I, Tonya

Two Oscar nominations but no Best Picture nomination for I, Tonya.  This film is better than you might think.

I, Tonya (Margot Robbie, Allison Janney, Sebastian Stan) – Tonya Harding and Nancy Kerrigan will forever be linked though neither of them won an Olympic gold medal.  At one time, they vied for #1 among U.S. women figure skaters.  Who doesn’t think that Tonya Harding had her husband whack the knee of Kerrigan before the Olympics?  Who can’t close their eyes and see Kerrigan crying out “Why me?” after the attack?

 

I, Tonya isn’t just a look into (what the movie calls) “the incident.”  In fact, very little of the film involves the attack.  Instead, this is a slick biopic into Harding’s screwed up life.  Australian Margot Robbie stars as Harding, the skating prodigy but redneck product of a verbally abusive mother.  Harding was to skating what John McEnroe was to tennis or Dennis Rodman to basketball: anti-heroes.  We loved Kerrigan, Connors, and Jordon; we loved to hate McEnroe, Rodman and Harding.  Harding was a pariah in the skating community because she wasn’t dainty, classy, sexy, respectful or deferential; she was the bad girl.

 

Robbie is mesmerizing both off the ice and on.  She reportedly spent five months learning to skate and it shows on screen.  There was no faking what we saw.  She did for this film what Ryan Gosling did in La La Land.  No fancy camera work.  But that is only half of it.  As Harding, she is both unrelenting and a victim.  She is determined and focused.  And she is both damaged and strengthened by her mother, LaVona Golden, who pushed, insulted, and harassed her while providing every cent of her wages as a waitress to her daughter’s skating.

 

Allison Janney, who is among Hollywood’s most versatile actors, plays abusive and foul-mouthed LaVona with unrelenting gusto.

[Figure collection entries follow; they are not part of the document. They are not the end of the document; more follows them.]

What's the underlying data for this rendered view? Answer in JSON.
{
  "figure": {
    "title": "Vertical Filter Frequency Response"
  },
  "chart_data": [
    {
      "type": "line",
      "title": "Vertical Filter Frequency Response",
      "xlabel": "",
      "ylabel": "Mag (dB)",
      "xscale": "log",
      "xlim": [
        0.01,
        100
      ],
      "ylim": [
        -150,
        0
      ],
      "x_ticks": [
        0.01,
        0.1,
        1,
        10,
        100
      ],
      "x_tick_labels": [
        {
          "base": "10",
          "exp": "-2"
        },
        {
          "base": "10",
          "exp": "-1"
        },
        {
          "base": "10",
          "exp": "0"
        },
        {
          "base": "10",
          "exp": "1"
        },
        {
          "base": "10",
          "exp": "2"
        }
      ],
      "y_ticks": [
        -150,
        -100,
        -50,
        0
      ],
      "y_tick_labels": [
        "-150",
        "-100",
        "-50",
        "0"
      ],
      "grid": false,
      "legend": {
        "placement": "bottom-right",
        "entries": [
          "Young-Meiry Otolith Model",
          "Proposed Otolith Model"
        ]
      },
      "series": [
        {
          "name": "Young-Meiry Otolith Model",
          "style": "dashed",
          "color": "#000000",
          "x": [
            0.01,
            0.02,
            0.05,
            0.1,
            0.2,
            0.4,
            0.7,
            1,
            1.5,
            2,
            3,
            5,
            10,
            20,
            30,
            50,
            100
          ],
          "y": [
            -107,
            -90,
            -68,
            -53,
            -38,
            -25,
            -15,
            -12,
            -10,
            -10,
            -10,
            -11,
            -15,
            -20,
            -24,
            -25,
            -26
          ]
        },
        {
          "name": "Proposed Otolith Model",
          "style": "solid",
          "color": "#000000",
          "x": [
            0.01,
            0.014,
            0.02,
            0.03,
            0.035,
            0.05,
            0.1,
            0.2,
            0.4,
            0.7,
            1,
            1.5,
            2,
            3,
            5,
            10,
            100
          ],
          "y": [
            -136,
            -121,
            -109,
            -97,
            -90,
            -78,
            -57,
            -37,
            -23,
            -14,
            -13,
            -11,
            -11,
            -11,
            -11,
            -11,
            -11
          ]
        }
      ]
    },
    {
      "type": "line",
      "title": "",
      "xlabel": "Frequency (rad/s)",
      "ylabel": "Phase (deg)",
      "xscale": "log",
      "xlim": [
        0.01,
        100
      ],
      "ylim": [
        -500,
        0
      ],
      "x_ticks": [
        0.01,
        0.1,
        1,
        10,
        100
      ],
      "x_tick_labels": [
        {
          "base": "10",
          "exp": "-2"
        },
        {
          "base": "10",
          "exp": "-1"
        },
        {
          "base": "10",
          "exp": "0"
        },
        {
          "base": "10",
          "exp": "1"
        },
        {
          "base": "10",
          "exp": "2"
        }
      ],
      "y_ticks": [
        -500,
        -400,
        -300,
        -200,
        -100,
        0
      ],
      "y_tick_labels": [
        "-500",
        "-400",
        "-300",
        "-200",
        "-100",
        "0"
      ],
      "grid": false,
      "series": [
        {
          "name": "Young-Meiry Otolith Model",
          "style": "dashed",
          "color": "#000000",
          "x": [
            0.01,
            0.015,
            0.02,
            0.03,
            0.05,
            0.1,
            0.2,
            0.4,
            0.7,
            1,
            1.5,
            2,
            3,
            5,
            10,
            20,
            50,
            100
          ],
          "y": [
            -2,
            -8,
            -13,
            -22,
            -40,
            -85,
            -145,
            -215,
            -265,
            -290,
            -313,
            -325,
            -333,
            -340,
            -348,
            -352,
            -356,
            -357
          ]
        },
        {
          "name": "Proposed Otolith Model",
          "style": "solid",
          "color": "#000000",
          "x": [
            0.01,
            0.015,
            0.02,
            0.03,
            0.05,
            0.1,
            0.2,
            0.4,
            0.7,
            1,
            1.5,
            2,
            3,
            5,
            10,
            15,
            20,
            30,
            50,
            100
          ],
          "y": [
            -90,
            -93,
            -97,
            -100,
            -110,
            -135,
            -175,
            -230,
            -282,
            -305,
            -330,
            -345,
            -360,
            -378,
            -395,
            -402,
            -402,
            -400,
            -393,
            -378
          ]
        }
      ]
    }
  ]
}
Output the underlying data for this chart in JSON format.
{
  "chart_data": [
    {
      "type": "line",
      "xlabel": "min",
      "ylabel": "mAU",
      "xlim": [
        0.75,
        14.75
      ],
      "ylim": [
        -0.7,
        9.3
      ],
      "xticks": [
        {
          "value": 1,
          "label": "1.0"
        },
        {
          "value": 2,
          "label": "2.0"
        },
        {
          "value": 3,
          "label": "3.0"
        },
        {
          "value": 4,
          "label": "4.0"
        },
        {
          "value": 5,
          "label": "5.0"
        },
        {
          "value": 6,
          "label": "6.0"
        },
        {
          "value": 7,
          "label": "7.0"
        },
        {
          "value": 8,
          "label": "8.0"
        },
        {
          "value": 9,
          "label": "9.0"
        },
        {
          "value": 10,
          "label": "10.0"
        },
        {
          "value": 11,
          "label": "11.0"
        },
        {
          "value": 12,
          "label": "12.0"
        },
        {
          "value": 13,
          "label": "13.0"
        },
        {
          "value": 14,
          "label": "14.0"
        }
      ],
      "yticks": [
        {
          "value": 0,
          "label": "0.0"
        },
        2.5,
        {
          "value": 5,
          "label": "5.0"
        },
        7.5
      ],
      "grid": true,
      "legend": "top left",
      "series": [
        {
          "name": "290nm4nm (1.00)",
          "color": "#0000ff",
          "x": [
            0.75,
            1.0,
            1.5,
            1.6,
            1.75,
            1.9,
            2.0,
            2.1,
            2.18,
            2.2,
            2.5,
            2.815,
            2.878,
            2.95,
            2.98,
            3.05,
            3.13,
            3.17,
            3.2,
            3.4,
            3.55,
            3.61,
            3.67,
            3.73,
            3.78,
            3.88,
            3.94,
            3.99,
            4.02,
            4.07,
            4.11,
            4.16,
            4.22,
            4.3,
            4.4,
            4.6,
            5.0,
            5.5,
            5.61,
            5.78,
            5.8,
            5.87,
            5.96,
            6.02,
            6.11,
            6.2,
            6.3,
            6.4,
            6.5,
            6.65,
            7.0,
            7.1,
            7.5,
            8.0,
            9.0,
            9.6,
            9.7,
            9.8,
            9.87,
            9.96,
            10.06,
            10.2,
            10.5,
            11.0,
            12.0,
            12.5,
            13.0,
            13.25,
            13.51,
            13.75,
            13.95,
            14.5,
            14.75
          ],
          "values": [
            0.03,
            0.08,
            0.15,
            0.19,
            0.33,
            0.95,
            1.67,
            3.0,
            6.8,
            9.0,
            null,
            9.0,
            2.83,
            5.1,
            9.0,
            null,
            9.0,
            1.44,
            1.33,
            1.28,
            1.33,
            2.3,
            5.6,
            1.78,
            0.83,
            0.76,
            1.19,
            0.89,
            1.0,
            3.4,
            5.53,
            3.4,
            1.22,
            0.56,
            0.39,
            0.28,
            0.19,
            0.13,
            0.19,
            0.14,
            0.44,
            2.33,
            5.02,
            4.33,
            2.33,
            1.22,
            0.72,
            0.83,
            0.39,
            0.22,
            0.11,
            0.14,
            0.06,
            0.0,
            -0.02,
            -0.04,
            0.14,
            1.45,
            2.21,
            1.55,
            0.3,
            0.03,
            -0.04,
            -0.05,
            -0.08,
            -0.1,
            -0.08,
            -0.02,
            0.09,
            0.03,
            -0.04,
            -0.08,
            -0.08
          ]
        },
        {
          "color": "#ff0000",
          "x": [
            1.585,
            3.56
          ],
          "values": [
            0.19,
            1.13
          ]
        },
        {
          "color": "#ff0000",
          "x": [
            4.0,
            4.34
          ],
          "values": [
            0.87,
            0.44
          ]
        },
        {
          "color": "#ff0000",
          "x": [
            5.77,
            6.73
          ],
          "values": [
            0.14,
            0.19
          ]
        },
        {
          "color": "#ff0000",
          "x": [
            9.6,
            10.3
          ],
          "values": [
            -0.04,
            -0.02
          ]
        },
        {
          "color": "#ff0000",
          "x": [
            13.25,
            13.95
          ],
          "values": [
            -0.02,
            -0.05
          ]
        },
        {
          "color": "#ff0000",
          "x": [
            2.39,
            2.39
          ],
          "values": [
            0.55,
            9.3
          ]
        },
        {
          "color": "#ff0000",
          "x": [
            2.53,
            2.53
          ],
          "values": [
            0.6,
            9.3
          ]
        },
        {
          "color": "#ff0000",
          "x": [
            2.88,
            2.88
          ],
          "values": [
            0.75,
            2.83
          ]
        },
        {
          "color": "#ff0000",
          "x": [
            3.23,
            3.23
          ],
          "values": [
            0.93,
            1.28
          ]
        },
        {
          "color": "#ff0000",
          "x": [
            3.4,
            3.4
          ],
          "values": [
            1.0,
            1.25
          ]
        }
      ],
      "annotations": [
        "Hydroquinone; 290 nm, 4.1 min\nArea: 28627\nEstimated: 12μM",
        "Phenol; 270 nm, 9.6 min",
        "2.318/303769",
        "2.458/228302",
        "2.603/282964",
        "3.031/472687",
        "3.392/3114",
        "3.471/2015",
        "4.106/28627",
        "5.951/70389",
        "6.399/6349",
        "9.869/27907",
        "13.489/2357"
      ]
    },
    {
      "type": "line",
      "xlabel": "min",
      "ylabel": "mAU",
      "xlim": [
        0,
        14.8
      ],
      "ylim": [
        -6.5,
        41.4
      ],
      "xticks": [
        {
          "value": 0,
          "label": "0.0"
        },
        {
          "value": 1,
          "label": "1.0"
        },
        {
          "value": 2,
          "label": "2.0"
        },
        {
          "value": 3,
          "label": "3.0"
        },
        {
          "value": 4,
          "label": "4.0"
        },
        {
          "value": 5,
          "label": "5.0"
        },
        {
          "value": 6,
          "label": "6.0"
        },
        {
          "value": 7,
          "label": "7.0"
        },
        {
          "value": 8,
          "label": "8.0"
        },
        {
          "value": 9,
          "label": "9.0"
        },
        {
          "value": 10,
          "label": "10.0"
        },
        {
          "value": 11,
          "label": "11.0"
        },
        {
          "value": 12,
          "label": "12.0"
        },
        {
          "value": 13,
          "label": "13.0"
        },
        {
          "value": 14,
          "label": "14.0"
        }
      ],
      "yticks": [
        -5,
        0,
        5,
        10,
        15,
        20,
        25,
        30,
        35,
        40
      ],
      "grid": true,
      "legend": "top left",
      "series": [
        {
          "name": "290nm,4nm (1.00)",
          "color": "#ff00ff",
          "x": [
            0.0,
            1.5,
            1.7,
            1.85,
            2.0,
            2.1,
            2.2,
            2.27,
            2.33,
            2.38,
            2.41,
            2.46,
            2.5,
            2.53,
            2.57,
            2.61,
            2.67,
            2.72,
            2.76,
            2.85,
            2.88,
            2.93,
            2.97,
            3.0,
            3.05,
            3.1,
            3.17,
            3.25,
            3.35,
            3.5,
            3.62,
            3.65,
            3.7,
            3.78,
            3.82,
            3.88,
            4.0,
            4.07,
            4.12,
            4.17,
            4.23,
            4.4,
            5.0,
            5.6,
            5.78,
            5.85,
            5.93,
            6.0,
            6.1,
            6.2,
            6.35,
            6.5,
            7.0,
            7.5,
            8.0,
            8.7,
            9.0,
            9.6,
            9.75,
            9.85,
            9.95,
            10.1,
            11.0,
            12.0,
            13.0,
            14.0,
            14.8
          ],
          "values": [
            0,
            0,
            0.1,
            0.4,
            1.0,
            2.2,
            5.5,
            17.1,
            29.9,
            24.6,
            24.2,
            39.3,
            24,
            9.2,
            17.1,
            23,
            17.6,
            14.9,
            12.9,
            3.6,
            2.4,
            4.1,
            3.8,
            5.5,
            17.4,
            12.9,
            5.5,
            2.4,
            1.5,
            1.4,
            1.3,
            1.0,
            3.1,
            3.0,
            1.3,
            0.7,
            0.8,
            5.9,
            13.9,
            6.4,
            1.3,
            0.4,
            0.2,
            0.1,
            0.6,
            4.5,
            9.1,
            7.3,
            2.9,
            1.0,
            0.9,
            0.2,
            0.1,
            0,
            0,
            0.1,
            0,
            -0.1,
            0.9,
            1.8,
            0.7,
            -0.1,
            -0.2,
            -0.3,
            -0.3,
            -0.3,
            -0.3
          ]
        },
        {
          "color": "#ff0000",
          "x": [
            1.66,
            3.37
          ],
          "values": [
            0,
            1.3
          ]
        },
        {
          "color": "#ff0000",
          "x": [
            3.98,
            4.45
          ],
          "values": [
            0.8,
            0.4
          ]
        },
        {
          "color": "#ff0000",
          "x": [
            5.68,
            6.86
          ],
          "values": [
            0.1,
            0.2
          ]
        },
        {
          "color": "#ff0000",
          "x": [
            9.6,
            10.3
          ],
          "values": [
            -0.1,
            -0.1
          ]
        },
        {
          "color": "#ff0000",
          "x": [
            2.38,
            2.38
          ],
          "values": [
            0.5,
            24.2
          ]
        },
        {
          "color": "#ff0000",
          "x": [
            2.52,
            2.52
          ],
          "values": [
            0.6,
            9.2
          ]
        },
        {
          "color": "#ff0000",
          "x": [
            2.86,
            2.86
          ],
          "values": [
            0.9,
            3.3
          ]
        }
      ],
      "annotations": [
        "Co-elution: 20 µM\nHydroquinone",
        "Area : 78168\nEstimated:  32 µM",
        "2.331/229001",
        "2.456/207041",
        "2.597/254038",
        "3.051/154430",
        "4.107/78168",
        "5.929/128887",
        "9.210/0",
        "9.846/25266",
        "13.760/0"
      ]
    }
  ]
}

Wow, what a performance!  Best known for playing C.J. Creeg on The West Wing and Bonnie on TV’s Mom, her character in I, Tonya is most like the strict mother she played in Hairspray rather than the mouthy stepmother in Juno.  There are no redeeming qualities in LaVona.  

 

Tonya is the product of her mother but with the hope of escape through her skating. Tonya is attracted to the wrong man, Jeff Gillooly (Sebastian Stan of The Martian).  He loves her but, like so many abusive husbands and boyfriends, beats her while, all the while, proclaiming his love.  Gillooly hangs with the wrong guys, which eventually leads to the Kerrigan “incident.”

 

In I, Tonya, we dive much deeper into Harding.  We learn all that led up to her quest for gold, her involvement in “the incident,” and her life afterward.  During the credits, we even get to learn what has happened to her this century and get to see clips of the real Harding and her mother.

 

The portrayals are uncanny.  Writer Steve Rogers’ (Hope Floats, Kate & Leopold) script “breaks the fourth wall” often, allowing the characters to be more intimate with the audience.  Director Craig Gillespie (Lars and the Real Girl, Fright Night, Million Dollar Arm, The Finest Hours) allows the actors to shine.

 

I, Tonya is a really good film with a great cast that deserved the tenth slot for Best Picture.  With Oscar nominations for both Robbie and Janney, everyone should go see it.